En el año 83 de nuestra era, Roma había llegado a Caledonia —hoy Escocia— a conquistar. En nombre del orden, y en la batalla del Monte Graupio, hizo lo de siempre: incendió aldeas, arrasó campos y dejó atrás ruinas y cadáveres. Tácito cuenta que el líder de la resistencia caledonia, al ver su tierra devastada, advirtió diciendo que los romanos “donde crean un desierto, lo llaman paz” (Ubi solitudinem faciunt, pacem appellant).

Los conquistadores usan el mismo lenguaje en diferentes épocas. El ejército israelí crea un desierto en Gaza y lo llama paz. Sin ser un imperio, es una fuerza de ocupación que destruye con fines políticos y económicos de conquista —como lo hizo Roma en su momento— y, para los más religiosos, con pretensión mesiánica. El objetivo ha sido siempre desaparecer a los palestinos del mapa.

La desertificación de Gaza significa la imposibilidad misma del retorno de los gazatíes a su tierra. Y esto es crucial: si un palestino sale de Gaza —hacia Egipto, Jordania o cualquier otro lugar— se convierte en refugiado sin derecho de retorno, según la legislación israelí. Para el gobierno de Netanyahu y su coalición de extrema derecha, es prioridad que la población palestina no tenga adónde volver. Ese ha sido siempre el propósito del mal llamado Ejército de “Defensa” de Israel: impedir que quienes sobreviven tengan adónde regresar.

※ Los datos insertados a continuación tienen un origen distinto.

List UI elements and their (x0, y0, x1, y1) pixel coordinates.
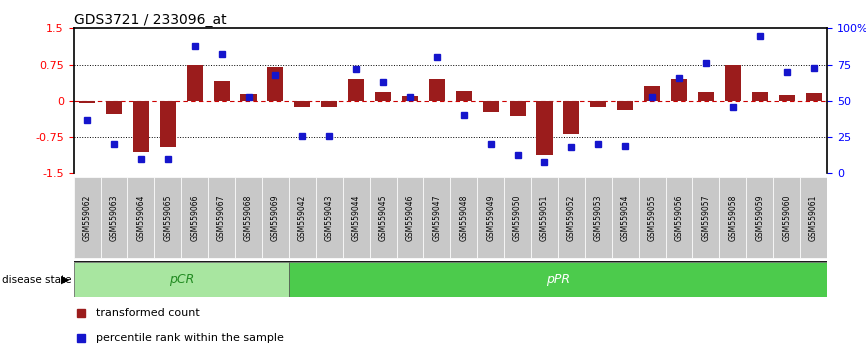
Text: GSM559069: GSM559069 (271, 194, 280, 241)
Bar (725, 65, 741, 101)
Bar (74, 262, 289, 297)
Text: percentile rank within the sample: percentile rank within the sample (96, 333, 284, 343)
Bar (321, 101, 337, 107)
Bar (100, 177, 127, 258)
Text: ▶: ▶ (61, 275, 69, 285)
Bar (106, 101, 122, 114)
Text: GSM559060: GSM559060 (782, 194, 792, 241)
Text: GSM559043: GSM559043 (325, 194, 333, 241)
Bar (585, 177, 611, 258)
Bar (477, 177, 504, 258)
Bar (214, 81, 229, 101)
Bar (591, 101, 606, 107)
Bar (79, 101, 95, 103)
Bar (289, 262, 827, 297)
Text: GSM559056: GSM559056 (675, 194, 683, 241)
Text: GSM559045: GSM559045 (378, 194, 388, 241)
Text: transformed count: transformed count (96, 308, 200, 318)
Text: GSM559062: GSM559062 (82, 194, 92, 241)
Bar (348, 79, 365, 101)
Text: GSM559047: GSM559047 (432, 194, 442, 241)
Bar (268, 67, 283, 101)
Bar (720, 177, 746, 258)
Bar (181, 177, 208, 258)
Bar (504, 177, 531, 258)
Text: pCR: pCR (169, 273, 194, 286)
Bar (779, 95, 795, 101)
Text: GSM559053: GSM559053 (594, 194, 603, 241)
Text: GSM559058: GSM559058 (728, 194, 737, 241)
Text: GSM559044: GSM559044 (352, 194, 360, 241)
Text: GSM559046: GSM559046 (405, 194, 415, 241)
Text: GSM559055: GSM559055 (648, 194, 656, 241)
Text: GSM559048: GSM559048 (459, 194, 469, 241)
Bar (450, 177, 477, 258)
Bar (563, 101, 579, 134)
Bar (429, 79, 445, 101)
Bar (187, 65, 203, 101)
Bar (127, 177, 154, 258)
Bar (773, 177, 800, 258)
Text: GSM559054: GSM559054 (621, 194, 630, 241)
Bar (74, 177, 100, 258)
Text: GSM559052: GSM559052 (567, 194, 576, 241)
Bar (482, 101, 499, 112)
Bar (208, 177, 235, 258)
Text: GSM559066: GSM559066 (191, 194, 199, 241)
Bar (316, 177, 343, 258)
Text: GSM559064: GSM559064 (136, 194, 145, 241)
Bar (397, 177, 423, 258)
Bar (456, 91, 472, 101)
Bar (558, 177, 585, 258)
Bar (289, 177, 316, 258)
Text: GSM559057: GSM559057 (701, 194, 710, 241)
Bar (638, 177, 666, 258)
Bar (644, 86, 660, 101)
Bar (235, 177, 262, 258)
Bar (159, 101, 176, 147)
Bar (693, 177, 720, 258)
Text: GSM559065: GSM559065 (164, 194, 172, 241)
Bar (805, 93, 822, 101)
Bar (617, 101, 633, 110)
Bar (531, 177, 558, 258)
Bar (343, 177, 370, 258)
Text: GSM559061: GSM559061 (809, 194, 818, 241)
Text: GSM559059: GSM559059 (755, 194, 765, 241)
Bar (698, 92, 714, 101)
Bar (509, 101, 526, 116)
Bar (154, 177, 181, 258)
Bar (132, 101, 149, 152)
Bar (241, 94, 256, 101)
Text: GSM559050: GSM559050 (513, 194, 522, 241)
Bar (671, 79, 687, 101)
Text: GSM559049: GSM559049 (486, 194, 495, 241)
Bar (402, 96, 418, 101)
Bar (294, 101, 310, 107)
Text: GSM559067: GSM559067 (217, 194, 226, 241)
Bar (746, 177, 773, 258)
Text: GSM559042: GSM559042 (298, 194, 307, 241)
Text: disease state: disease state (2, 275, 71, 285)
Bar (752, 92, 768, 101)
Text: GSM559051: GSM559051 (540, 194, 549, 241)
Bar (611, 177, 638, 258)
Text: GDS3721 / 233096_at: GDS3721 / 233096_at (74, 13, 226, 27)
Bar (262, 177, 289, 258)
Bar (375, 92, 391, 101)
Bar (423, 177, 450, 258)
Bar (800, 177, 827, 258)
Text: pPR: pPR (546, 273, 570, 286)
Text: GSM559063: GSM559063 (109, 194, 119, 241)
Bar (666, 177, 693, 258)
Bar (370, 177, 397, 258)
Text: GSM559068: GSM559068 (244, 194, 253, 241)
Bar (536, 101, 553, 155)
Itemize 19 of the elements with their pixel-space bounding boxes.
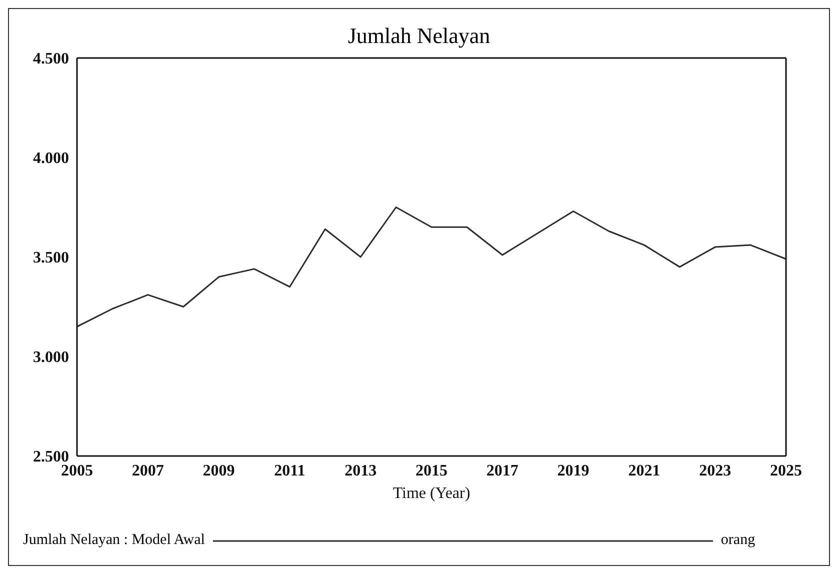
text: Jumlah Nelayan : Model Awal	[23, 532, 205, 549]
x-tick-label: 2023	[699, 462, 732, 480]
y-tick-label: 3.500	[33, 250, 69, 267]
y-tick-label: 4.500	[33, 50, 69, 68]
x-tick-label: 2017	[486, 462, 518, 480]
x-tick-label: 2007	[132, 462, 164, 480]
text: orang	[720, 532, 756, 549]
x-tick-label: 2013	[344, 462, 377, 480]
x-tick-label: 2015	[416, 462, 448, 480]
y-tick-label: 3.000	[33, 349, 69, 366]
x-tick-label: 2011	[274, 462, 306, 480]
x-tick-label: 2019	[557, 462, 590, 480]
x-tick-label: 2025	[770, 462, 802, 480]
x-tick-label: 2009	[202, 462, 235, 480]
y-tick-label: 4.000	[33, 150, 69, 168]
x-tick-label: 2021	[628, 462, 660, 480]
chart-title: Jumlah Nelayan	[348, 23, 490, 48]
line-series	[77, 206, 786, 328]
x-axis-title: Time (Year)	[392, 485, 470, 502]
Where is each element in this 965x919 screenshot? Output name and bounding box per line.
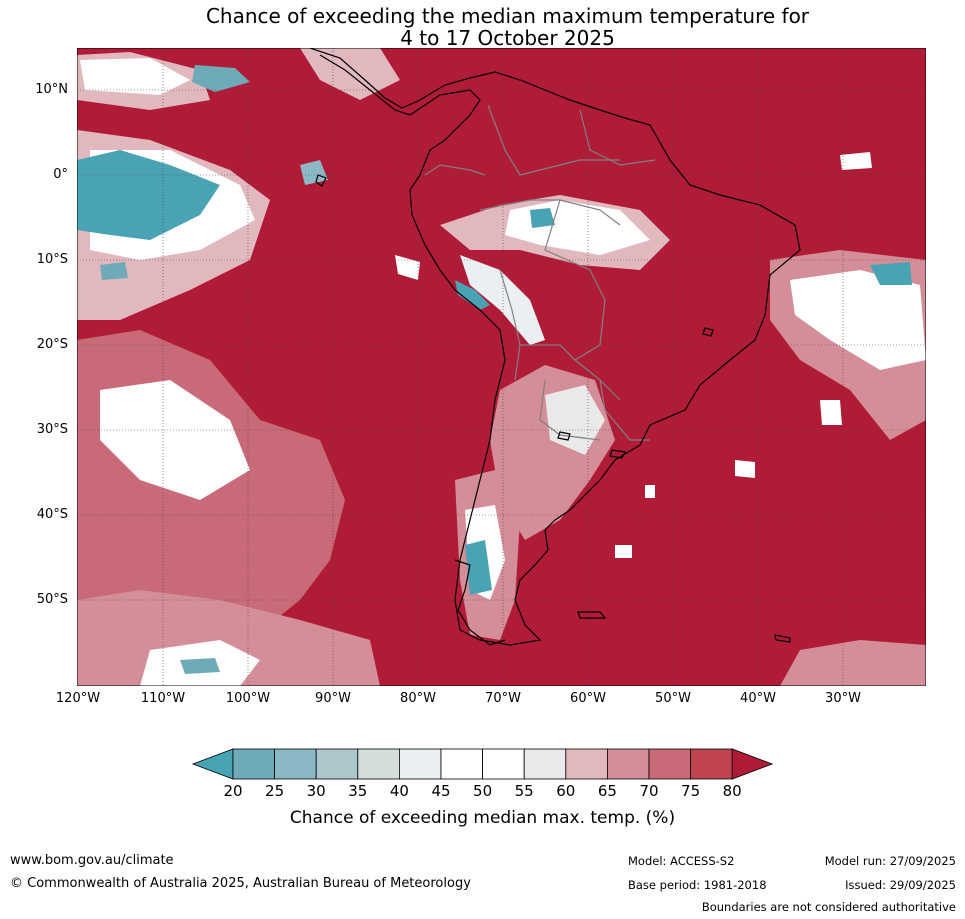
country-borders [424, 104, 656, 441]
colorbar-arrow-low [191, 748, 234, 780]
colorbar-tick-label: 55 [514, 782, 534, 800]
colorbar-tick-label: 25 [265, 782, 285, 800]
colorbar-tick-label: 65 [597, 782, 617, 800]
lon-label-100w: 100°W [225, 691, 271, 706]
lat-label-40s: 40°S [36, 507, 68, 522]
lon-label-110w: 110°W [140, 691, 186, 706]
lat-label-0: 0° [53, 167, 68, 182]
footer-copyright: © Commonwealth of Australia 2025, Austra… [10, 876, 471, 891]
colorbar-tick-label: 40 [389, 782, 409, 800]
colorbar-label: Chance of exceeding median max. temp. (%… [289, 808, 676, 828]
map-title: Chance of exceeding the median maximum t… [0, 5, 965, 49]
colorbar-cell [398, 748, 442, 780]
lon-label-30w: 30°W [825, 691, 861, 706]
colorbar-tick-label: 50 [473, 782, 493, 800]
footer-base-period: Base period: 1981-2018 [628, 878, 767, 892]
colorbar-cell [232, 748, 275, 780]
colorbar-cell [690, 748, 733, 780]
lat-label-30s: 30°S [36, 422, 68, 437]
colorbar-cell [523, 748, 567, 780]
lon-label-70w: 70°W [485, 691, 521, 706]
footer-model-run: Model run: 27/09/2025 [824, 854, 956, 868]
colorbar-tick-label: 35 [348, 782, 368, 800]
coastline [309, 48, 801, 646]
lat-label-20s: 20°S [36, 337, 68, 352]
colorbar-cells [191, 748, 774, 780]
title-line-2: 4 to 17 October 2025 [400, 26, 615, 50]
colorbar-cell [357, 748, 400, 780]
colorbar-tick-label: 75 [681, 782, 701, 800]
colorbar-cell [648, 748, 691, 780]
footer-disclaimer: Boundaries are not considered authoritat… [701, 900, 956, 914]
colorbar-arrow-high [731, 748, 774, 780]
lat-label-10s: 10°S [36, 252, 68, 267]
lat-label-50s: 50°S [36, 592, 68, 607]
colorbar-cell [606, 748, 650, 780]
lon-label-40w: 40°W [740, 691, 776, 706]
lat-label-10n: 10°N [35, 82, 68, 97]
lon-label-120w: 120°W [55, 691, 101, 706]
lon-label-50w: 50°W [655, 691, 691, 706]
colorbar-cell [315, 748, 359, 780]
colorbar-tick-label: 45 [431, 782, 451, 800]
colorbar [191, 748, 774, 780]
colorbar-tick-label: 60 [556, 782, 576, 800]
footer-website[interactable]: www.bom.gov.au/climate [10, 853, 174, 868]
footer-issued: Issued: 29/09/2025 [845, 878, 956, 892]
colorbar-cell [565, 748, 608, 780]
footer-model: Model: ACCESS-S2 [628, 854, 735, 868]
colorbar-cell [440, 748, 483, 780]
colorbar-cell [482, 748, 525, 780]
colorbar-tick-label: 80 [722, 782, 742, 800]
lon-label-90w: 90°W [315, 691, 351, 706]
colorbar-tick-label: 30 [306, 782, 326, 800]
title-line-1: Chance of exceeding the median maximum t… [205, 4, 810, 28]
lon-label-60w: 60°W [570, 691, 606, 706]
colorbar-cell [274, 748, 317, 780]
forecast-map [77, 48, 926, 686]
colorbar-tick-label: 20 [223, 782, 243, 800]
colorbar-tick-label: 70 [639, 782, 659, 800]
low-chance-areas [77, 65, 912, 674]
lon-label-80w: 80°W [400, 691, 436, 706]
map-canvas [77, 48, 926, 686]
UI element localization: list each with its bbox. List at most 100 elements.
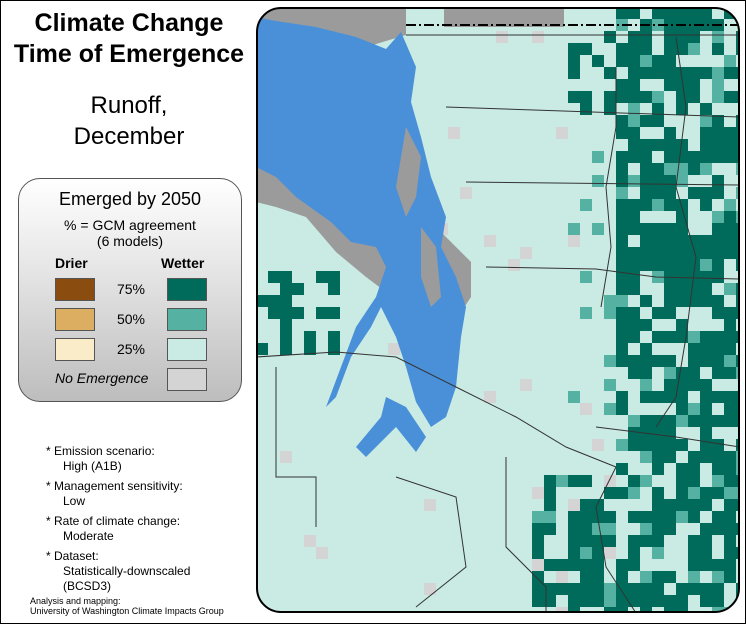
map-cell [580, 547, 592, 559]
map-cell [736, 607, 739, 612]
map-cell [712, 463, 724, 475]
county-borders [257, 34, 739, 612]
map-cell [700, 103, 712, 115]
map-cell [604, 379, 616, 391]
map-cells [257, 8, 739, 612]
map-cell [568, 511, 580, 523]
legend-wetter-label: Wetter [161, 255, 205, 271]
island-b [421, 227, 441, 307]
map-cell [616, 559, 628, 571]
map-cell [640, 163, 652, 175]
note-value: Moderate [63, 529, 114, 543]
map-cell [712, 367, 724, 379]
credit-line-2: University of Washington Climate Impacts… [30, 606, 224, 616]
map-cell [652, 67, 664, 79]
map-cell [700, 379, 712, 391]
map-cell [616, 355, 628, 367]
map-cell [736, 259, 739, 271]
no-data-top [444, 8, 564, 27]
map-cell [712, 439, 724, 451]
map-cell [616, 487, 628, 499]
map-cell [328, 307, 340, 319]
title-line-2: Time of Emergence [13, 40, 245, 68]
map-cell [724, 211, 736, 223]
map-cell [736, 451, 739, 463]
map-cell [688, 31, 700, 43]
map-cell [257, 295, 268, 307]
map-cell [688, 571, 700, 583]
map-cell [640, 199, 652, 211]
map-cell [652, 163, 664, 175]
map-cell [580, 103, 592, 115]
note-label: * Emission scenario: [46, 444, 155, 458]
map-cell [640, 451, 652, 463]
map-cell [604, 595, 616, 607]
map-cell [712, 511, 724, 523]
map-cell [628, 595, 640, 607]
map-cell [604, 295, 616, 307]
map-cell [700, 8, 712, 19]
map-cell [532, 559, 544, 571]
map-cell [556, 571, 568, 583]
map-cell [604, 547, 616, 559]
map-cell [652, 583, 664, 595]
map-cell [724, 199, 736, 211]
map-cell [736, 499, 739, 511]
map-cell [628, 331, 640, 343]
map-cell [628, 103, 640, 115]
map-cell [580, 307, 592, 319]
map-cell [700, 271, 712, 283]
legend-drier-label: Drier [55, 255, 88, 271]
map-cell [688, 379, 700, 391]
map-cell [700, 199, 712, 211]
map-cell [652, 55, 664, 67]
legend-level-50: 50% [116, 311, 146, 327]
map-cell [688, 415, 700, 427]
map-cell [664, 511, 676, 523]
map-cell [724, 367, 736, 379]
map-cell [640, 91, 652, 103]
map-cell [556, 127, 568, 139]
map-cell [664, 139, 676, 151]
map-cell [676, 79, 688, 91]
map-cell [688, 511, 700, 523]
map-cell [280, 343, 292, 355]
map-cell [640, 511, 652, 523]
water-strait [266, 27, 346, 107]
map-cell [328, 331, 340, 343]
map-cell [688, 451, 700, 463]
map-cell [712, 127, 724, 139]
map-cell [652, 391, 664, 403]
map-cell [724, 55, 736, 67]
swatch-wetter-25 [167, 338, 207, 361]
map-cell [688, 67, 700, 79]
map-cell [532, 571, 544, 583]
map-cell [280, 295, 292, 307]
map-cell [664, 67, 676, 79]
map-cell [664, 379, 676, 391]
map-cell [676, 67, 688, 79]
map-cell [736, 91, 739, 103]
map-cell [724, 475, 736, 487]
map-cell [724, 355, 736, 367]
map-cell [712, 43, 724, 55]
map-cell [664, 331, 676, 343]
map-cell [592, 571, 604, 583]
map-cell [664, 55, 676, 67]
map-cell [616, 235, 628, 247]
map-cell [724, 415, 736, 427]
map-cell [700, 355, 712, 367]
map-cell [328, 283, 340, 295]
map-cell [652, 427, 664, 439]
legend-level-25: 25% [116, 341, 146, 357]
map-cell [664, 355, 676, 367]
map-cell [568, 535, 580, 547]
map-cell [640, 439, 652, 451]
map-cell [736, 187, 739, 199]
map-cell [676, 607, 688, 612]
map-cell [520, 247, 532, 259]
map-cell [700, 499, 712, 511]
map-cell [640, 247, 652, 259]
map-cell [628, 91, 640, 103]
legend-subheading-line-1: % = GCM agreement [64, 217, 196, 233]
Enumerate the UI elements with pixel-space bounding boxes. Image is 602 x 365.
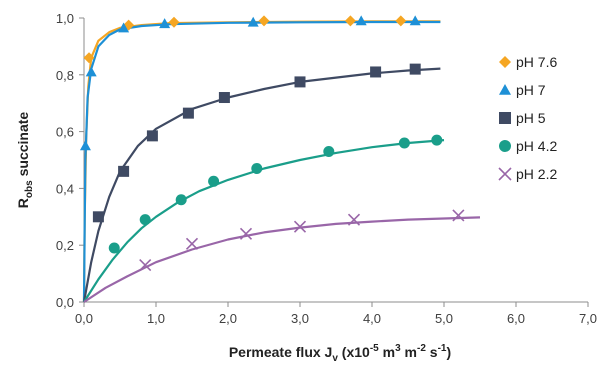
fit-curve-ph-4-2 bbox=[83, 139, 445, 303]
fit-curve-ph-5 bbox=[82, 67, 441, 303]
legend-label-ph-2-2: pH 2.2 bbox=[516, 166, 557, 182]
data-point-ph-4-2 bbox=[175, 194, 187, 206]
data-point-ph-2-2 bbox=[139, 259, 152, 272]
x-axis-title-sub: v bbox=[332, 353, 338, 364]
x-tick-label: 0,0 bbox=[75, 311, 93, 326]
data-point-ph-2-2 bbox=[293, 220, 307, 233]
data-markers bbox=[79, 15, 465, 272]
fit-curves bbox=[82, 20, 481, 303]
x-tick-label: 7,0 bbox=[579, 311, 597, 326]
x-tick-label: 4,0 bbox=[363, 311, 381, 326]
data-point-ph-7-6 bbox=[258, 15, 270, 27]
legend-label-ph-7-6: pH 7.6 bbox=[516, 54, 557, 70]
legend-marker-ph-2-2 bbox=[498, 167, 512, 181]
data-point-ph-7 bbox=[159, 18, 171, 29]
x-axis-title-tail: (x10 bbox=[338, 344, 370, 360]
data-point-ph-5 bbox=[218, 92, 230, 104]
x-axis-title-end: ) bbox=[446, 344, 451, 360]
y-axis-title-tail: succinate bbox=[15, 112, 31, 181]
x-tick-label: 5,0 bbox=[435, 311, 453, 326]
x-axis-title-exp2: 3 bbox=[395, 343, 401, 354]
data-point-ph-2-2 bbox=[239, 227, 253, 240]
legend-marker-ph-5 bbox=[499, 112, 511, 124]
y-tick-label: 0,8 bbox=[56, 68, 74, 83]
x-axis-title-exp4: -1 bbox=[438, 343, 447, 354]
data-point-ph-7-6 bbox=[168, 16, 180, 28]
data-point-ph-4-2 bbox=[251, 163, 263, 175]
fit-curve-ph-7 bbox=[82, 20, 441, 303]
data-point-ph-2-2 bbox=[185, 237, 199, 250]
axes: 0,0 1,0 2,0 3,0 4,0 5,0 6,0 7,0 0,0 0,2 0,4 0,6 0,8 1… bbox=[56, 11, 597, 326]
x-tick-label: 1,0 bbox=[147, 311, 165, 326]
data-point-ph-7-6 bbox=[344, 15, 356, 27]
y-tick-label: 1,0 bbox=[56, 11, 74, 26]
x-axis-title-mid3: s bbox=[426, 344, 438, 360]
x-axis-title: Permeate flux Jv (x10-5 m3 m-2 s-1) bbox=[229, 343, 451, 364]
data-point-ph-7 bbox=[79, 140, 91, 151]
y-axis-title: Robs succinate bbox=[15, 112, 35, 209]
legend-marker-ph-4-2 bbox=[499, 140, 511, 152]
data-point-ph-7-6 bbox=[395, 15, 407, 27]
x-axis-title-exp3: -2 bbox=[417, 343, 426, 354]
data-point-ph-7 bbox=[118, 22, 130, 33]
legend-label-ph-4-2: pH 4.2 bbox=[516, 138, 557, 154]
x-tick-label: 6,0 bbox=[507, 311, 525, 326]
y-tick-label: 0,6 bbox=[56, 125, 74, 140]
data-point-ph-7 bbox=[85, 66, 97, 77]
data-point-ph-2-2 bbox=[347, 213, 361, 226]
data-point-ph-7 bbox=[409, 15, 421, 26]
x-axis-title-mid2: m bbox=[401, 344, 417, 360]
fit-curve-ph-2-2 bbox=[83, 216, 481, 303]
x-tick-label: 3,0 bbox=[291, 311, 309, 326]
data-point-ph-4-2 bbox=[139, 214, 151, 226]
data-point-ph-7 bbox=[355, 15, 367, 26]
data-point-ph-5 bbox=[294, 76, 306, 88]
y-tick-label: 0,0 bbox=[56, 295, 74, 310]
data-point-ph-4-2 bbox=[431, 134, 443, 146]
data-point-ph-5 bbox=[182, 107, 194, 119]
y-tick-label: 0,4 bbox=[56, 181, 74, 196]
legend-marker-ph-7-6 bbox=[499, 56, 511, 68]
y-axis-title-main: R bbox=[15, 198, 31, 208]
data-point-ph-5 bbox=[409, 63, 421, 75]
legend: pH 7.6 pH 7 pH 5 pH 4.2 pH 2.2 bbox=[498, 54, 557, 182]
data-point-ph-2-2 bbox=[452, 209, 465, 222]
data-point-ph-4-2 bbox=[323, 145, 335, 157]
data-point-ph-5 bbox=[146, 130, 158, 142]
data-point-ph-4-2 bbox=[208, 175, 220, 187]
x-axis-title-mid1: m bbox=[379, 344, 395, 360]
x-axis-title-exp1: -5 bbox=[370, 343, 379, 354]
data-point-ph-7-6 bbox=[83, 52, 95, 64]
x-tick-label: 2,0 bbox=[219, 311, 237, 326]
legend-label-ph-5: pH 5 bbox=[516, 110, 546, 126]
data-point-ph-4-2 bbox=[398, 137, 410, 149]
data-point-ph-5 bbox=[118, 165, 130, 177]
data-point-ph-5 bbox=[370, 66, 382, 78]
legend-marker-ph-7 bbox=[499, 84, 511, 95]
data-point-ph-5 bbox=[92, 211, 104, 223]
y-tick-label: 0,2 bbox=[56, 238, 74, 253]
data-point-ph-7 bbox=[247, 16, 259, 27]
y-axis-title-sub: obs bbox=[24, 180, 35, 198]
x-axis-title-main: Permeate flux J bbox=[229, 344, 333, 360]
legend-label-ph-7: pH 7 bbox=[516, 82, 546, 98]
data-point-ph-4-2 bbox=[108, 242, 120, 254]
fit-curve-ph-7-6 bbox=[82, 20, 441, 303]
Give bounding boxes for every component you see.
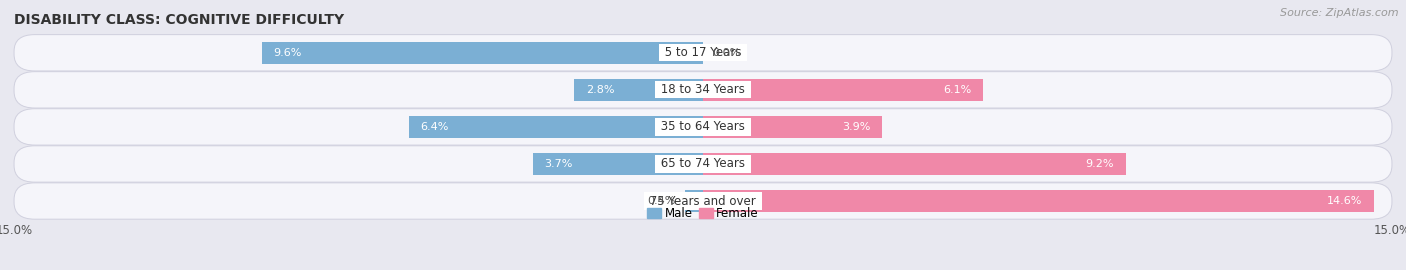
Text: 0.4%: 0.4% bbox=[647, 196, 675, 206]
Text: 3.9%: 3.9% bbox=[842, 122, 870, 132]
Text: 14.6%: 14.6% bbox=[1327, 196, 1362, 206]
Text: 6.4%: 6.4% bbox=[420, 122, 449, 132]
Text: 6.1%: 6.1% bbox=[943, 85, 972, 95]
Bar bbox=[703, 79, 983, 101]
Text: 65 to 74 Years: 65 to 74 Years bbox=[657, 157, 749, 170]
FancyBboxPatch shape bbox=[14, 72, 1392, 108]
Text: Source: ZipAtlas.com: Source: ZipAtlas.com bbox=[1281, 8, 1399, 18]
Bar bbox=[703, 190, 1374, 212]
Bar bbox=[262, 42, 703, 64]
Bar bbox=[703, 153, 1126, 175]
Text: 9.6%: 9.6% bbox=[274, 48, 302, 58]
Bar bbox=[533, 153, 703, 175]
Text: 2.8%: 2.8% bbox=[586, 85, 614, 95]
Text: 35 to 64 Years: 35 to 64 Years bbox=[657, 120, 749, 133]
Text: 0.0%: 0.0% bbox=[713, 48, 741, 58]
FancyBboxPatch shape bbox=[14, 109, 1392, 145]
Legend: Male, Female: Male, Female bbox=[643, 202, 763, 225]
FancyBboxPatch shape bbox=[14, 146, 1392, 182]
Text: 75 Years and over: 75 Years and over bbox=[647, 194, 759, 208]
Text: 18 to 34 Years: 18 to 34 Years bbox=[657, 83, 749, 96]
Text: 3.7%: 3.7% bbox=[544, 159, 572, 169]
Text: DISABILITY CLASS: COGNITIVE DIFFICULTY: DISABILITY CLASS: COGNITIVE DIFFICULTY bbox=[14, 13, 344, 27]
Bar bbox=[575, 79, 703, 101]
Bar bbox=[685, 190, 703, 212]
Bar bbox=[409, 116, 703, 138]
Bar bbox=[703, 116, 882, 138]
FancyBboxPatch shape bbox=[14, 183, 1392, 219]
FancyBboxPatch shape bbox=[14, 35, 1392, 71]
Text: 9.2%: 9.2% bbox=[1085, 159, 1114, 169]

Donde había calles, parques, escuelas y viviendas, no quedan más que escombros. Entre los restos también quedó enterrado el patrimonio de un pueblo milenario. Esta demolición se ha ensañado con las instituciones del presente y con aquellas que encarnan el pasado, la identidad y la comunidad: monumentos, archivos, bibliotecas y museos. Aniquilar total o parcialmente a un grupo -y los rasgos culturales, históricos y simbólicos que lo constituyen como comunidad- es el núcleo mismo del genocidio.

El ejército israelí ha arrasado Gaza con maquinaria fabricada por la empresa estadounidense Caterpillar. Su bulldozer D9, reformado para acciones militares de ofensiva, ha sido el instrumento clave de las operaciones de demolición. Lo que Roma hizo a caballo y con fuego, Israel lo hace con una flota de cien bulldozers, cada uno valorado en un millón de dólares y con apoyo internacional. Desde el 27 de octubre de 2023, los D9 se han abierto paso entre edificios y barrios, creando nuevas rutas para el ejército, acumulando escombros y asegurando posiciones militares, a una escala sin precedentes, asimétrica y desproporcionada.

En un documental del periódico francés Le Monde, durante una emisión de televisión, se oye a un operador israelí de D9, Avraham Zarbiv, jactarse con orgullo de haber destruido 50 casas; y a otros dos, Guy Zaken y Eliran Mizrahi, alardear de haber demolido más de 5.000, mientras el público aplaude. Los propios operadores de bulldozer describen a la prensa “la destrucción militar, metódica y sistemática de cada barrio y zona urbana de Beit Hanoun [en la franja de Gaza]” en total impunidad.

Además de la demolición total de viviendas, los D9 “afeitansistemáticamente los campos de cultivo, empobreciendo la tierra. Según el mismo reportaje de Le Monde, el 86 % de la superficie cultivable de Gaza ha sido raspada y empobrecida por estos bulldozers. La consecuencia es denunciada por Naciones Unidas, que asegura que la tierra ya no podrá producir. Sin casas, escuelas, hospitales, ni campos de cultivo, ha logrado Israel borrar los elementos físicos del pueblo palestino en Gaza. Por más que la comunidad internacional repita la palabra paz, para Israel solo habrá paz cuando no quede nada de Gaza y le cambien el nombre.

El 6 de octubre de 2023, Gaza era una ciudad. Dos años después, Israel la convirtió en un desierto. Según la ONU, se han generado 61 millones de toneladas de escombros y harán falta 15 años solo para limpiar antes de pensar en reconstruir. Todas las fuentes del reportaje de Le Monde están documentadas. Y la historia, inevitablemente, recordará a quienes llamaron “paz” a un desierto, aunque pasen dos mil años.